Americans’ financial confidence remains even, but growing anxiety is beginning to underpin it.

Though consumer confidence remains steady in the latest Forbes Advisor-Ipsos Consumer Confidence Biweekly Tracker, two areas of focus provide a clearer picture of how Americans are really feeling about their financial outlook.

The jobs index, which measures job security confidence and employment outlook, gained two points this week, rising to 68.1 (out of 100). That’s extraordinarily healthy compared to early April 2020, it had plunged to about 47.

But the expectations index, which charts respondents’ outlook on their personal financial situation, declined 1.6 points from two weeks prior.

The survey, conducted by Ipsos, measures consumer sentiment over time.

Though overall consumer confidence has declined slightly over the past few months, it’s been a gradual change—and sentiment is still only about a half-point below the historical average for Ipsos’ metric. That means that despite continued inflation, Americans are still seeing bright spots in their financial situations.

Jobs: A Sunny Spot in a Dimming Outlook

With its increase from two weeks ago, the jobs index reached its highest point in eight months.

Only 22% of respondents said they, a family member or friend lost their job in the past six months because of the economy—down five points from two weeks ago and eight points from a month ago.

Though 37% say it’s likely they or someone they know will lose their job due to economic conditions in the next six months, that’s down two points from the last survey.

“It’s still a job-seeker’s market,” says Robert Frick, corporate economist for Navy Federal Credit Union, who sees conditions holding out through the end of the year.
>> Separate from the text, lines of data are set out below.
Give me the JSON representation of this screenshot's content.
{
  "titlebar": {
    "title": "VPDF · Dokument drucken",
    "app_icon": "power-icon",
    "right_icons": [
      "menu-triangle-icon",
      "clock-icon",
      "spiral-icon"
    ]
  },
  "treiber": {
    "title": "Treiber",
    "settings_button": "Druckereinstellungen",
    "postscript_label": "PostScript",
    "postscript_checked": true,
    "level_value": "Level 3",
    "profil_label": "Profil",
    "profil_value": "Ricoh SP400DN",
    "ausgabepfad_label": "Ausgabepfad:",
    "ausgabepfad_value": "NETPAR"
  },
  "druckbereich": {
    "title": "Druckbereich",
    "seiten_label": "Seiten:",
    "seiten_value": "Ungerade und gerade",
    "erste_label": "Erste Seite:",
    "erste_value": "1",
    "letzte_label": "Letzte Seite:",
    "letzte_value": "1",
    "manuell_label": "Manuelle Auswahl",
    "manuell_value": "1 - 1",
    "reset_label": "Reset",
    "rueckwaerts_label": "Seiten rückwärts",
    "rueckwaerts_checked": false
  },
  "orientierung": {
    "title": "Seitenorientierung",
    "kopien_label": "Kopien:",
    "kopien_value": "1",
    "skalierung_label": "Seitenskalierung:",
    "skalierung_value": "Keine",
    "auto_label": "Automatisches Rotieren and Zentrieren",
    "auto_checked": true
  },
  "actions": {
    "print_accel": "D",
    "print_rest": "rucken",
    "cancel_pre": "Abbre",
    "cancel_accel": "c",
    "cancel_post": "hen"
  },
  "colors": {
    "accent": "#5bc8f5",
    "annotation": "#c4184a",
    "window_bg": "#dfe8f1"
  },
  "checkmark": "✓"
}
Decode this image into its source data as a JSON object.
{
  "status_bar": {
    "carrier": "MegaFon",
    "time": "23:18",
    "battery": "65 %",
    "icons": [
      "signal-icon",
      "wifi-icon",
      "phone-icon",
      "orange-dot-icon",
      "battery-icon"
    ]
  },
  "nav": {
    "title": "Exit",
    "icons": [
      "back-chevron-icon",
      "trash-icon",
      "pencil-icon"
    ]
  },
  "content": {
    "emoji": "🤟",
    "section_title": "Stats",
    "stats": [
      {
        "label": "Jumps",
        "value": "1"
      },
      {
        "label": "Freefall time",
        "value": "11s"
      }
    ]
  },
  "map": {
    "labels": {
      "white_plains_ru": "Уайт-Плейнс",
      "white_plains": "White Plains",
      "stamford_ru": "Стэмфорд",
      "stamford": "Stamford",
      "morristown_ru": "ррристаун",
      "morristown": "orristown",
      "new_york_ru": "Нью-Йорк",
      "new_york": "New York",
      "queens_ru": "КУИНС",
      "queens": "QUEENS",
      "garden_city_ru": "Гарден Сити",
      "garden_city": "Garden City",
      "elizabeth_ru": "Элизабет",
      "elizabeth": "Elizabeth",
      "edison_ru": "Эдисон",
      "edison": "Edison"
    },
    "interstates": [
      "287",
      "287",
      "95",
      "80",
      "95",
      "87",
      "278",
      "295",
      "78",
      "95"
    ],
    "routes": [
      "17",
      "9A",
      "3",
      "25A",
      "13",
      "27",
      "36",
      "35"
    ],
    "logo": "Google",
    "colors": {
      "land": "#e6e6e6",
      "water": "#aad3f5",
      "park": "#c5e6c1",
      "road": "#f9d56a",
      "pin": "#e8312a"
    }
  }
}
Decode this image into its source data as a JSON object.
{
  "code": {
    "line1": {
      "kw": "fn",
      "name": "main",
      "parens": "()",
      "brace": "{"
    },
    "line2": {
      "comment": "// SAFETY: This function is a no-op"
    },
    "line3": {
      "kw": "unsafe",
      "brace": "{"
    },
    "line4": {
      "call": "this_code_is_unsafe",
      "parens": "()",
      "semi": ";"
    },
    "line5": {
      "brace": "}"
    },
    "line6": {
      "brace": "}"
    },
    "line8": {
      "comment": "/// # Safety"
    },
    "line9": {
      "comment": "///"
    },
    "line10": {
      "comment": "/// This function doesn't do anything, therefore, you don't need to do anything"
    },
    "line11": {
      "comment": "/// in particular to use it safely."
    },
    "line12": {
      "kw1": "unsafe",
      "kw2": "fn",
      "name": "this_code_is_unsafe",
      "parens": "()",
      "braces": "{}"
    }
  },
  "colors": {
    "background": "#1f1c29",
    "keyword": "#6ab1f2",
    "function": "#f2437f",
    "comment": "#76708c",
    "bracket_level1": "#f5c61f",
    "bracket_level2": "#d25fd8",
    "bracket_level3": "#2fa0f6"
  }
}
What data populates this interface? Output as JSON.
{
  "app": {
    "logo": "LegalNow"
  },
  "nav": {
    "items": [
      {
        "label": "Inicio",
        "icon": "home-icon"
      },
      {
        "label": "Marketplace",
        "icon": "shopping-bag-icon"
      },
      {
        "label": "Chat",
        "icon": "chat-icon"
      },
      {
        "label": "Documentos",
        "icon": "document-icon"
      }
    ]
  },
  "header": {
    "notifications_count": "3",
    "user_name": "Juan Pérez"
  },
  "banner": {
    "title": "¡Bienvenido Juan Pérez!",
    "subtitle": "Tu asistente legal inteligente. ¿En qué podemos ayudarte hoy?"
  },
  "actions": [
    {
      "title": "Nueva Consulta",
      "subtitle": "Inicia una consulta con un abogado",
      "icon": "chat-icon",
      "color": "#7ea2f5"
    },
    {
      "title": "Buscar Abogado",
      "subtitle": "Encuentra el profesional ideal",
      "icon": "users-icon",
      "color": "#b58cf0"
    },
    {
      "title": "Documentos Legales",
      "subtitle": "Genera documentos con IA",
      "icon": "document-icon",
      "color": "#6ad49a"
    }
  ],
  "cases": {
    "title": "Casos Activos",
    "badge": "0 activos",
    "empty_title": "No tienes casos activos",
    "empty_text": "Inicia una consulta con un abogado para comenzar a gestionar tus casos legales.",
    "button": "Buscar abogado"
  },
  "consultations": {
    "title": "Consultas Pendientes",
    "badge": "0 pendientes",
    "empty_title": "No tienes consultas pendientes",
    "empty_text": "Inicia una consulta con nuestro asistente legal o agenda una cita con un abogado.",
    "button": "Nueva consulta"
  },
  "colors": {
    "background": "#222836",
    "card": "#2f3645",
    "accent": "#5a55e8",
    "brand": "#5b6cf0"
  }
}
Job openings are still at a near-record high, per the latest Job Openings and Labor Turnover (JOLTS) report from the Bureau of Labor Statistics, and layoffs are well below pre-pandemic levels.

The job market is so tight right now, Frick says, that “employers are holding onto people they even want to fire.”

But Nick Bunker, director of economic research at Indeed Hiring Lab, warns that though workers have leverage in the labor market now, this is probably as good as it’s going to get.

“The labor market continues to benefit job seekers as employers work hard to hire and retain employees,” he said in a statement. “However, this year is very unlikely to see the rapid improvements of last year.”

Consumers Preparing Finances for the Unknown

The latest data from Ipsos shows consumers are beginning to change their financial habits.

Only 19% of people said they’re spending more money than usual, a decrease of 6 percentage points from one month ago. This may partly be due to high inflationary costs on everyday goods like groceries and gas being the new normal, rather than consumers feeling fresh sticker shock at the cash register.

Read more: What Are Inflation Expectations?

And this week, 38% of respondents said they’re investing or saving less than usual. Six months ago, only 30% said they had pulled back on saving. They may be foregoing savings to free up cash for their needs right now.

The Federal Reserve began to raise federal rates in March to chip away at continued high inflation and will likely raise them again in June and July. However, Frick says it’ll still be a while until consumers see relief from high prices.

Now, he says, is the time to focus on reducing consumer debt, before credit card and auto loan rates begin to rise in earnest. Only 10% of Ipsos respondents said they’re paying their credit card or other debt more than usual; last month, 14% said they were.

“It’s better to make changes now before there’s a big rush to get a lower rate or do a zero-balance transfer,” Frick says. If you haven’t considered refinancing your auto loan, he advises doing so now. “You have more options [to do so] now than you will at the end of the year,” he says.

Read more: The Best Balance Transfer Cards of 2022

But Frick also acknowledges that the K-shaped recovery continues, with lower-income Americans still making up for losses suffered during the pandemic. “There are a ton of openings, but there are still a lot of people who want to go back to work but can’t,” Frick says, due to lack of child care or medical help for family members.

As the Fed raises rates to cool the economy, he explains, and hiring in child care and health care evens out, it will become more sustainable for would-be employees to return to the workforce, adding income to their households. “Even with financial pressure, if you can get from one income to two, things look a lot brighter,” he says.

Though a recession could throw cold water on that recovery, it’s too early to know the long-term impact of today’s financial adjustments.

Survey methodology: Ipsos, which surveyed 919 respondents online on May 31 and June 1, 2022, provided the results exclusively to Forbes Advisor. The survey is conducted weekly to track consumer sentiment over time, using a series of 11 questions to determine whether consumers feel positively or negatively about the current state of the economy and where it looks to be going in the future.